I don’t worry too much about occasional downs in macroeconomic statistics, as long as they are mostly ups. Three in a row gets my attention though.
Productivity probably should be the key macroeconomic statistic. After all, the increased productivity of individual workers is the only reason that anyone can afford to pay them more in real terms.
The thing is, productivity isn’t the key statistic because we can’t measure it directly. Instead we measure it as a residual. We track output growth first, then we subtract out how much of that has to do with growth in employment and hours. From that we subtract out how much has to do with growth in amount and utilization of capital. What’s left is improvements in productivity (usually attributed to improved technology). So, productivity is a little dicey.
Nonetheless, government statisticians are careful about their data and methods, so while we may treat a productivity growth number as imprecise, we think that evens out over several consecutive measurements.
So, why on earth would productivity be slowing down? Determining causality here is problematic. What we do in practice is run through some plausible explanations.
First, could technology be going backwards? This seems unlikely. Just look around. Some would argue that the technological improvements we are making are just not that important (it’s summer of 2016, so the big new thing is Pokémon Go), and maybe that’s true. Personally, I’m always leery of just-so stories about how the present is horrible and the past was so much better. Nonetheless, there is a serious macroeconomic research looking into this possibility (like this).
Second, are our machines not working properly? The statistic to look at here is capacity utilization. This shows roughly what percentage of available hours the available machinery is working, so higher is better. This has been on a downward trend for decades, and we’re not sure that’s a bad thing. It does mean that we should probably focus on the last decade or so though. Now, the way this relates to productivity is that if capacity utilization is higher, productivity might be lower because we’re pushing the more marginal machines into production. This does not seem to be the case: capacity utilization has been falling for about a year. Maybe we pushed our machines too hard a year or two ago, and we’re seeing the consequences now … but that’s stretching a bit, don’t you think?
Third, are our people not working properly? Maybe productivity, averaged across all of us, is faltering because some of us just stink at working.
Macroeconomics is a craft that one practices. No one ever really knows anything for certain. But the idea with a craft is that you practice to get better at noticing the details and taking care of them. And for my money, that last one is the explanation that’s holding water for me.

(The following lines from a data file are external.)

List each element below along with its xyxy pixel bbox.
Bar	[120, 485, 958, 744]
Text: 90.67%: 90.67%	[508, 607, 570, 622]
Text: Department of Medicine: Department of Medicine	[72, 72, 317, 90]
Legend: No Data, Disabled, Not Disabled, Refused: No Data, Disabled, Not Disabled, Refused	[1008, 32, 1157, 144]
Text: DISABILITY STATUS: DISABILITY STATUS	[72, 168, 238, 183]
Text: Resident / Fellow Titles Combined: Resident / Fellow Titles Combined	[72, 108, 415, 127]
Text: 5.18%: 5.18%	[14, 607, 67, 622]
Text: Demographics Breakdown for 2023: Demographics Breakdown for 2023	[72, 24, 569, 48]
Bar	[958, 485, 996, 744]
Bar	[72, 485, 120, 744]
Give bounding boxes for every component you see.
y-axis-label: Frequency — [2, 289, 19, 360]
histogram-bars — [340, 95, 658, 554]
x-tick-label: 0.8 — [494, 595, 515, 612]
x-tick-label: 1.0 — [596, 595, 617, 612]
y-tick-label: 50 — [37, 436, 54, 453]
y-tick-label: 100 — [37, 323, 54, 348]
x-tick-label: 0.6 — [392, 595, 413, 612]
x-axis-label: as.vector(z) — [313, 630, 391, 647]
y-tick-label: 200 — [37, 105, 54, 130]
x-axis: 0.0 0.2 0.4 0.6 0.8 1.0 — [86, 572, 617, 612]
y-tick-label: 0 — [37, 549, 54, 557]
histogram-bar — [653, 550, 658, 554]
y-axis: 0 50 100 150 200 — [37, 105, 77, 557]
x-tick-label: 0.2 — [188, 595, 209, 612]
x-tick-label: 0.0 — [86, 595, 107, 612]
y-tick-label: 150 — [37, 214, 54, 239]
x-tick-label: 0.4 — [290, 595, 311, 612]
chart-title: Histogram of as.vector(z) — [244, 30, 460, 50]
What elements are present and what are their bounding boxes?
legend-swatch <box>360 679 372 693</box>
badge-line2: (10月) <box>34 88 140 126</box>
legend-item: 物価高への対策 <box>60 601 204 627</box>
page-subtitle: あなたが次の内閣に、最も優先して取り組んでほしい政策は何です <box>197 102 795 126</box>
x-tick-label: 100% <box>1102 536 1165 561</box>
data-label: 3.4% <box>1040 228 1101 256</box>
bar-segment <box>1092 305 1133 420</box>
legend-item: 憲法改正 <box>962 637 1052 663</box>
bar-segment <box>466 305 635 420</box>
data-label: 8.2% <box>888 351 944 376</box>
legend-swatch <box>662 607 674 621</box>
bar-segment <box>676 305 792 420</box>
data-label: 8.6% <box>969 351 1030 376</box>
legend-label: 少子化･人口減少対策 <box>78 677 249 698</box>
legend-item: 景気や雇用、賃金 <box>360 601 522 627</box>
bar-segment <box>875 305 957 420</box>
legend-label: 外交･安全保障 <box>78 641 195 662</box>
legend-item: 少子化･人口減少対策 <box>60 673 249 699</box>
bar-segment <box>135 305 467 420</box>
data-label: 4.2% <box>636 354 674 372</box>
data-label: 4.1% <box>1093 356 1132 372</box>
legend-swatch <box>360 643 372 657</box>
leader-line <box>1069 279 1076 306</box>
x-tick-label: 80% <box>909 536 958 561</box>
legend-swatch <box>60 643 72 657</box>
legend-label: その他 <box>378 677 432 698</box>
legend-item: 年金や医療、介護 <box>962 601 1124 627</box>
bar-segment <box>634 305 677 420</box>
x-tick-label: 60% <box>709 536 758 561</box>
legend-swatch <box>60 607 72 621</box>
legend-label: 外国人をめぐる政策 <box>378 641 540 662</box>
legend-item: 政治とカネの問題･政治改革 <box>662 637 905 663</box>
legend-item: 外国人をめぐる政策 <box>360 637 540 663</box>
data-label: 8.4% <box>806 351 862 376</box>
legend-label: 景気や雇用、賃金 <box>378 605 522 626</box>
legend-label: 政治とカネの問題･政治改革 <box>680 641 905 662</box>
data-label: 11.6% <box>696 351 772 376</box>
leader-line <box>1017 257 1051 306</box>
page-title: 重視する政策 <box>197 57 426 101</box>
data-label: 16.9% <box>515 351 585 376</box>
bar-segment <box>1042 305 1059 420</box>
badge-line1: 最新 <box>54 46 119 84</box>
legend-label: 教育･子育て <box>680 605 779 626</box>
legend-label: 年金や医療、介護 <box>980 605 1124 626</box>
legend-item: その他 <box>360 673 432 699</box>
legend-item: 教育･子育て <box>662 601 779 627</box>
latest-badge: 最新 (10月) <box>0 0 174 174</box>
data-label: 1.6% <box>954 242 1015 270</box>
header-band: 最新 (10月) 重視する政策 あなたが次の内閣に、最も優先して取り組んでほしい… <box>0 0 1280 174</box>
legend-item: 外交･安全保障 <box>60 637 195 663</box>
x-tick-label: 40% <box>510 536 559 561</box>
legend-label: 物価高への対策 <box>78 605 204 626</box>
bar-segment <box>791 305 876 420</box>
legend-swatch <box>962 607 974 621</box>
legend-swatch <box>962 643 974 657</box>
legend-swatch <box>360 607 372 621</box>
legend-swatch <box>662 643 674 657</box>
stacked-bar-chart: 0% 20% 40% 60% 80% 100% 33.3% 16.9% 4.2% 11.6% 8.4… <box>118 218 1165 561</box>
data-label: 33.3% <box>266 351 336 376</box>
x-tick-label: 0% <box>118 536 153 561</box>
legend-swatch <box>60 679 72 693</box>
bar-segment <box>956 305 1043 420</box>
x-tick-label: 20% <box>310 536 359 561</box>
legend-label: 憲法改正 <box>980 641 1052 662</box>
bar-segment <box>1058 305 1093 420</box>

Our labor force is near, or at, full employment, with our unemployment rate hovering below 5%. Firms say that have lots of jobs (you have to dig into the JOLTS data a bit to find this) but have trouble finding people with the skills needed to fill them (job openings are going up faster than job hires). Taken together, these tend to suggest that firms are scraping the bottom of the barrel with their new hires. A third factor to add is that, demographically, the baby boomers are starting to retire in large numbers. They take their experience with them, and this is hurting some firms.
The question that needs to be addressed then, is whether what we’re experiencing is 1) merely the tempoarily heavy replacement of experienced workers with inexperienced ones (if a demographic change that’s going to take a couple of decades to play itself out is best described as temporary), or 2) solid evidence that a larger than normal chunk of the population simply isn’t worth employing. Productivity data is pretty volatile, but a quick graph I produced on the BLS website shows that productivity has been in negative territory quite a bit during the Obama expansion. For as long as I can remember, society has been complaining about an underclass of people who don’t fit into the working world. I used to regard that as just grousing, but now I wonder if that group is finally large enough to make an observable difference.